At the end of the semester at Temple Oviedo, the tradition is to take a trip through the Picos de Europa mountain range along the northern coast of Spain. This past weekend, it was finally our time to go. The trip started on 9am on Saturday, and just as the semester had seemed to fly by, the trip was over in a blink of an eye, and we were back in Oviedo by Sunday night. Nevertheless, within those two short days, we got to experience the history, culture, and way of life outside the city. It was an opportunity that none of us would have had if it weren’t thanks to our program director Jaime Duran.
We started the tour by visiting a Paleolithic cave hidden away along the side of the Asturias coastline. Inside the cave, there were three distinct paintings of a deer, bison, and mammoth painted 14,000, 17,000, and 20,000 years ago respectively. Due to the cave’s absence of light and consistent temperature and humidity, the paintings have been preserved extremely well. Our tour guide told us that the very painting we were looking at looked more or less exactly like it did when it was first painted. The whole experience truly opened my eyes to just how long people just like myself had been inhabiting the same ground I had been standing on.
After the cave, we hiked to a portion of El Camino de Santiago, a hiking trail similar to the Appalachian in the U.S. that runs from the eastern boarder with France to the western shores of Galicia. There we were given some time to wander around the volcanic rock that lined the coastline before heading back on the road and having a traditional Asturias lunch.
We then headed to the hotel which was in a small pueblo in Cantabria, the autonomous community (an equivalent to an American state) that borders Asturias. I had brought my guitar with us on account of Jaime asking me to, so it was here where I had the opportunity to play. That night, a couple of friends and I headed over to a plaza across the way where we hung out until 3:00am, playing guitar and singing songs as loud as we wanted to knowing that only thing we could possibly be disturbing was the goats in the mountains. As I’ve mentioned before, I believe in the power that music has to bring people closer together, and that night was no exception.
We had an early start again the next day, driving once again into the mountains where we went to Fuente De. Contrary to the fact that fuentes means “fountain” in Spanish, there was no fountain where we going. Rather, it was a cable car that runs approximately 2,470 feet up the side up the face of a mountain. The difference in height is so great that there is actually snow at the top where it lets off. A truly amazing view, we were once again given free time to explore and take in the view.

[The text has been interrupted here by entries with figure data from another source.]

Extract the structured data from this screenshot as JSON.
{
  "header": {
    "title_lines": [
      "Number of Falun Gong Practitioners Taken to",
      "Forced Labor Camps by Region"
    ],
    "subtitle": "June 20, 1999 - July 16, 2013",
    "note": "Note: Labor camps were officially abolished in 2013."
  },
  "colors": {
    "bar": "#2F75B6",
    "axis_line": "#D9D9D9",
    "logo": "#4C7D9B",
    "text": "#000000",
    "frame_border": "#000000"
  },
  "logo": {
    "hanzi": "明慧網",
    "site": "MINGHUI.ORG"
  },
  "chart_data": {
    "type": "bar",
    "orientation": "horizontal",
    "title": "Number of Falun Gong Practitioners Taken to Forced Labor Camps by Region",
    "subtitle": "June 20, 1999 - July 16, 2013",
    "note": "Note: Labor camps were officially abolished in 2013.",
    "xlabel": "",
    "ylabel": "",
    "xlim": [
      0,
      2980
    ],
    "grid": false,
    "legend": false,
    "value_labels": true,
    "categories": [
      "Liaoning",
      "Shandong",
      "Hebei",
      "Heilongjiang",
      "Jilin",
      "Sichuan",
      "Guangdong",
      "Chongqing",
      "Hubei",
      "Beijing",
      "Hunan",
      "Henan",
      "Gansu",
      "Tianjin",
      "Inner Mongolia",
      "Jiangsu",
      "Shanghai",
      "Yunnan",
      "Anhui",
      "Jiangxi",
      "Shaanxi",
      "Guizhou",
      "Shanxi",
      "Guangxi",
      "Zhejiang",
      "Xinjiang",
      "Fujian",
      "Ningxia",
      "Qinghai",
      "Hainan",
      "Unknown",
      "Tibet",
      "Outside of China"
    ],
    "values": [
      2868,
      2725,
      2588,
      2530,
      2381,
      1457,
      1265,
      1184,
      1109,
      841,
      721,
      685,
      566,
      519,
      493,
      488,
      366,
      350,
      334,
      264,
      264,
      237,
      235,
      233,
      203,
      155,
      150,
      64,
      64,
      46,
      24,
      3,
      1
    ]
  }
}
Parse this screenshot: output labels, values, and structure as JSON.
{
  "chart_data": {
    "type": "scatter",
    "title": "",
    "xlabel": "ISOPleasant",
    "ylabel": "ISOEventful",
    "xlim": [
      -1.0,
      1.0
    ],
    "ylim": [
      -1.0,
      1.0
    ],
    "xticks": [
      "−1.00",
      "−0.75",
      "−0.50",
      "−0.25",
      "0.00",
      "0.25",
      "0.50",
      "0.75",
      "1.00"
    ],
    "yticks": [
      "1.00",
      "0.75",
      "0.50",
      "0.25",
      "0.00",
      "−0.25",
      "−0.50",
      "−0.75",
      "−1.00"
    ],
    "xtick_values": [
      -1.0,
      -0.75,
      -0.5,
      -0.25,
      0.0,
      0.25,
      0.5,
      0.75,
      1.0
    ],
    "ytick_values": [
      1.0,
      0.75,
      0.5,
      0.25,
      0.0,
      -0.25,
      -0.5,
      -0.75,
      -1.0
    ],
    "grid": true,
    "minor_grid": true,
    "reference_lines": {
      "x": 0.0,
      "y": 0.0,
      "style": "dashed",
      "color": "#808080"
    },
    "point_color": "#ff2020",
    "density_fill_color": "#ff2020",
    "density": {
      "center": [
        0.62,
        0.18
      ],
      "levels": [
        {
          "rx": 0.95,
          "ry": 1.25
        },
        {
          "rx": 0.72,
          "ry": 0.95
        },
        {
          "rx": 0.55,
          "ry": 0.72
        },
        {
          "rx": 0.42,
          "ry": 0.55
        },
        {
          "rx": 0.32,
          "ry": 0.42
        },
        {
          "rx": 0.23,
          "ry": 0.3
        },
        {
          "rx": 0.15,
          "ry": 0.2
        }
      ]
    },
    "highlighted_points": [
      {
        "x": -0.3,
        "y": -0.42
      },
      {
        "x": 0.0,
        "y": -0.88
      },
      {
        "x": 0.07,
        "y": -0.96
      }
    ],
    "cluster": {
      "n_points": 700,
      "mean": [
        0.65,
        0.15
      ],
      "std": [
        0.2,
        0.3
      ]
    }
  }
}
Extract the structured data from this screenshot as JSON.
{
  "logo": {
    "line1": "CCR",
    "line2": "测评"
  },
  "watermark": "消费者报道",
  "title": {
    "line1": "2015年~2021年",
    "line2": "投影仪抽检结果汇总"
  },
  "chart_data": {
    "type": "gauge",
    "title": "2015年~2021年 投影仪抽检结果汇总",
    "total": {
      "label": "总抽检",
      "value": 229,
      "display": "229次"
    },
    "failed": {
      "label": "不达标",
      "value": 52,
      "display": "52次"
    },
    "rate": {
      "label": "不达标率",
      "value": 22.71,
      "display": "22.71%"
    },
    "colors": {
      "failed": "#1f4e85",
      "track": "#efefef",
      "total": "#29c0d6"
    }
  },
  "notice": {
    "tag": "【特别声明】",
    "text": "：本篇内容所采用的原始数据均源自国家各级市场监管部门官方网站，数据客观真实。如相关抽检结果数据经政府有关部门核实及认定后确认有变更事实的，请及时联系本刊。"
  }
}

After working up an appetite from hiking around, we drove to Cabrales, a small pueblo in Asturias. In Spain, Cabrales is famous for a specific type of blue cheese, appropriately called queso de Cabrales. After a large meal of every possible Asturian dish imaginable, we took a tour to see how the queso was made and then fermented in a cave. Afterwards, he took us to a llagar, or a place where sidra is made. Before entering, Jaime told us that this is the llagar where the sidra “falls from heaven.” And sure enough, he was right!
The best part about the trip was the opportunity to see an entirely different culture. Even though we were just an hour or so outside the city, the way of life was completely different. Cabrales was a town of at most 70 people, all of whom lived and worked together, sharing community caves, pastures, and fields. Our guide Manolo was also the restaurant owner. Everything that we had eaten from the queso to the sidra had been grown, harvested, or made by him. I couldn’t have asked for a better way to bring our time in Spain to a close.